Note that the Poznań variety of Art Nouveau differs from that advocated by such artists as the Belgian designer Victor Horta and the French architect Hector Guimard. Similarly to Wrocław, Poznań was influenced by Berlin and embraced the visions of Berlin artists, who were more eclectic and at times revived classical forms. Many stucco companies drew on German models, the most prominent among them being the workshops of Antoni Krzyżanowski, Max Biagini and Bolesław Richelieu. Some of the most valued architects were Oskar Hoffmann, Hermann Böhmer, Paul Preul and Paul Pitt.

While one could not possibly name all of Poznań's designers of the time, it is possible to list those associated with specific districts or streets, where they produced most of their art. The districts that saw a lot of new development included Jeżyce, Łazarz, Wilda and the old city centre. In Jeżyce, note should be taken of townhouses in the Most Teatralny (Theatre Bridge) area on ul. Roosevelta and ul. Krasińskiego as well as those found on Mickiewicza, Słowackiego, Zwierzyniecka, Dąbrowskiego, Kraszewskiego, Jackowskiego and Polna streets. In the Łazarz District, the most distinctively Art-Nouveau buildings seem to be those located on the streets of Matejki, Wyspiańskiego, Głogowska, Niegolewskich and Małeckiego. In Wilda, it is best to go to ul. Wierzbięcice. As for the old city centre, distinction is certainly deserved by ul. Święty Marcin, Garbary, Szewska, Półwiejska and Kwiatowa.
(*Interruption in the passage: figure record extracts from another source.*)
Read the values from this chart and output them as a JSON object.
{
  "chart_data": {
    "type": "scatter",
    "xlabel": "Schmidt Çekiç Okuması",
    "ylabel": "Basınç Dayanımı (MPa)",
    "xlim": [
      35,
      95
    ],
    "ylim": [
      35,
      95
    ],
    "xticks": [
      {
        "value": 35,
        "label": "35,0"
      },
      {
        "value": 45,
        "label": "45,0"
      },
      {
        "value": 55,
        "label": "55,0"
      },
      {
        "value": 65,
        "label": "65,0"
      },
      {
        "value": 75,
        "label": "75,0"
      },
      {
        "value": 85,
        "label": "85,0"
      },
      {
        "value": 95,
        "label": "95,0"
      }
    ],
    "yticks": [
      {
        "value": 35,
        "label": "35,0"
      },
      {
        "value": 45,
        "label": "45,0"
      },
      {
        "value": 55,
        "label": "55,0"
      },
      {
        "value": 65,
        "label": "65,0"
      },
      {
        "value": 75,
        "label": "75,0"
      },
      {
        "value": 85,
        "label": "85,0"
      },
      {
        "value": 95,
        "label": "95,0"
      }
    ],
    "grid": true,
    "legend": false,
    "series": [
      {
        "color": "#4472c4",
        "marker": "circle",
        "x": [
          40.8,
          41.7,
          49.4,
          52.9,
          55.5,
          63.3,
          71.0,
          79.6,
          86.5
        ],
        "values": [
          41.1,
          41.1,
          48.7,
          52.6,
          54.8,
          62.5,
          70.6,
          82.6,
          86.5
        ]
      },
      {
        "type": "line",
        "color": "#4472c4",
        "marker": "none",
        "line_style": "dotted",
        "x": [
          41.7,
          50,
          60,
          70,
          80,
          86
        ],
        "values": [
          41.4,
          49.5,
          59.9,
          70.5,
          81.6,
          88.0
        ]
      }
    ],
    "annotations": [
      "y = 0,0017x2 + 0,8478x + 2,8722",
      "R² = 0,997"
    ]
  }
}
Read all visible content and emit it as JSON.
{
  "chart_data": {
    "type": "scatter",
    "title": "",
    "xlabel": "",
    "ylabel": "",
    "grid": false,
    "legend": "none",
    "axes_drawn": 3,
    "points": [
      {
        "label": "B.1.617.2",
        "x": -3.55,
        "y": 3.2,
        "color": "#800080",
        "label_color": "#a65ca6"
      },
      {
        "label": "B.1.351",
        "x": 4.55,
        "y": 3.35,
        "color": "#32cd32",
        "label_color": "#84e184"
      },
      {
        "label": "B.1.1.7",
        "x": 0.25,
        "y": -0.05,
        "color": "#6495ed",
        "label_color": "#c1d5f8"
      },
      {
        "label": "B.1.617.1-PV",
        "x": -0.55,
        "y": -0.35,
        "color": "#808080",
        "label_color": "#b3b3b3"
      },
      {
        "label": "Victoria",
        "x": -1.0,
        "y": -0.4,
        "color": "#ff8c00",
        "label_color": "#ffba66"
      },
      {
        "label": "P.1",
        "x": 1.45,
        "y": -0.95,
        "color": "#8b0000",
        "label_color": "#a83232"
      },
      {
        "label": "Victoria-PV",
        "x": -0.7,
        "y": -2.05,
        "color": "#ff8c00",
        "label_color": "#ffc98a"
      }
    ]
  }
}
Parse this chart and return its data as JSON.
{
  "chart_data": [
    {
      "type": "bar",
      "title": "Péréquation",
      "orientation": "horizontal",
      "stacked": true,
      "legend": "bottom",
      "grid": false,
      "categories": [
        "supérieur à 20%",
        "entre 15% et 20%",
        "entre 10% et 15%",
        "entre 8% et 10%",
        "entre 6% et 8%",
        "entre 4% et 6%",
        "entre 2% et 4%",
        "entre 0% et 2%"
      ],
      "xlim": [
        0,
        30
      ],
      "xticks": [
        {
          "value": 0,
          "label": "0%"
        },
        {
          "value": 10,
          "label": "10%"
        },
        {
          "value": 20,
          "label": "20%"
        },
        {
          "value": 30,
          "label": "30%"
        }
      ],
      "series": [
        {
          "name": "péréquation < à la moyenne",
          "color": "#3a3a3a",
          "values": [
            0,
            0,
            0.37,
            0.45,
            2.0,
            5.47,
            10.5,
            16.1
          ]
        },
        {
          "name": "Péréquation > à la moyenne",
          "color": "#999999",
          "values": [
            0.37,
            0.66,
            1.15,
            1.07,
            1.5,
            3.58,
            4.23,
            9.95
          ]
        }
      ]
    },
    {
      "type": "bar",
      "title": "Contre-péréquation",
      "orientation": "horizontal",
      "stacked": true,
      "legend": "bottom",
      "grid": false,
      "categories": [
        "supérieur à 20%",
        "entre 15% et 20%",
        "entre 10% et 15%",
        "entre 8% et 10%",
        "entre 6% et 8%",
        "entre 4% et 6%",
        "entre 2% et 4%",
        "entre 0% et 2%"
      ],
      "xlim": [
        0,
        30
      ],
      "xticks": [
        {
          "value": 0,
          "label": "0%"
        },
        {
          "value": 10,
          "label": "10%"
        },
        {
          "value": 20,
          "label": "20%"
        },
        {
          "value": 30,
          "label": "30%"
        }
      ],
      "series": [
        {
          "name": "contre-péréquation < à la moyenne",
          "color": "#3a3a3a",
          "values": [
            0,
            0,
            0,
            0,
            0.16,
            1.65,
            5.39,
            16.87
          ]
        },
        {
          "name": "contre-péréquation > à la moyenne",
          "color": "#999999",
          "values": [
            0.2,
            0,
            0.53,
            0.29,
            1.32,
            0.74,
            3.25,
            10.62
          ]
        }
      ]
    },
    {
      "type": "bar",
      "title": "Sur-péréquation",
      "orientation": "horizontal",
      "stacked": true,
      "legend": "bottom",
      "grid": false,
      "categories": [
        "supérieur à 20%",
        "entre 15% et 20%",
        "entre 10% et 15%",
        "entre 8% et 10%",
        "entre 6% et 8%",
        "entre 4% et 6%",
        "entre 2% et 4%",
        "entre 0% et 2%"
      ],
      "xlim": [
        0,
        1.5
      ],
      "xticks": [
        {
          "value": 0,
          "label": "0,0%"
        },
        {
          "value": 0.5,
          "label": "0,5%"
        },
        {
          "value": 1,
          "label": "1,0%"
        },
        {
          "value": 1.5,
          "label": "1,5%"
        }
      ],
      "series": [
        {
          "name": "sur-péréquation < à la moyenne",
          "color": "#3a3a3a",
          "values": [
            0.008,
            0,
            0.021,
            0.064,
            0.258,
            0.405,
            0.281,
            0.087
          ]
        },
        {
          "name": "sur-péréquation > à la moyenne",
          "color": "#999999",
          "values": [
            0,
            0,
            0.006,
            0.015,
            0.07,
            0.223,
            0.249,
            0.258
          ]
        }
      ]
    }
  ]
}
Bear in mind that Art Nouveau is more about adornments than building structure, ornaments being placed within as well as outside, with much attention given to the symbolism of details. The interiors of the townhouses that line the above streets contain examples of elaborate ornamentation in vestibules and stairwells, in the form of Art-Nouveau stained-glass, railings, chandeliers, sculptures and tiles. No wonder they continue to inspire Poznanians and are discussed in various publications, including "Secesja w Poznaniu" ("Art Nouveau in Poznań") and "Secesyjne domy przy ulicy Roosevelta" ("Art Nouveau buildings on Roosevelta Street"). All of the places they highlight have a long history and a unique approach that is worth noticing, at least during a virtual walk.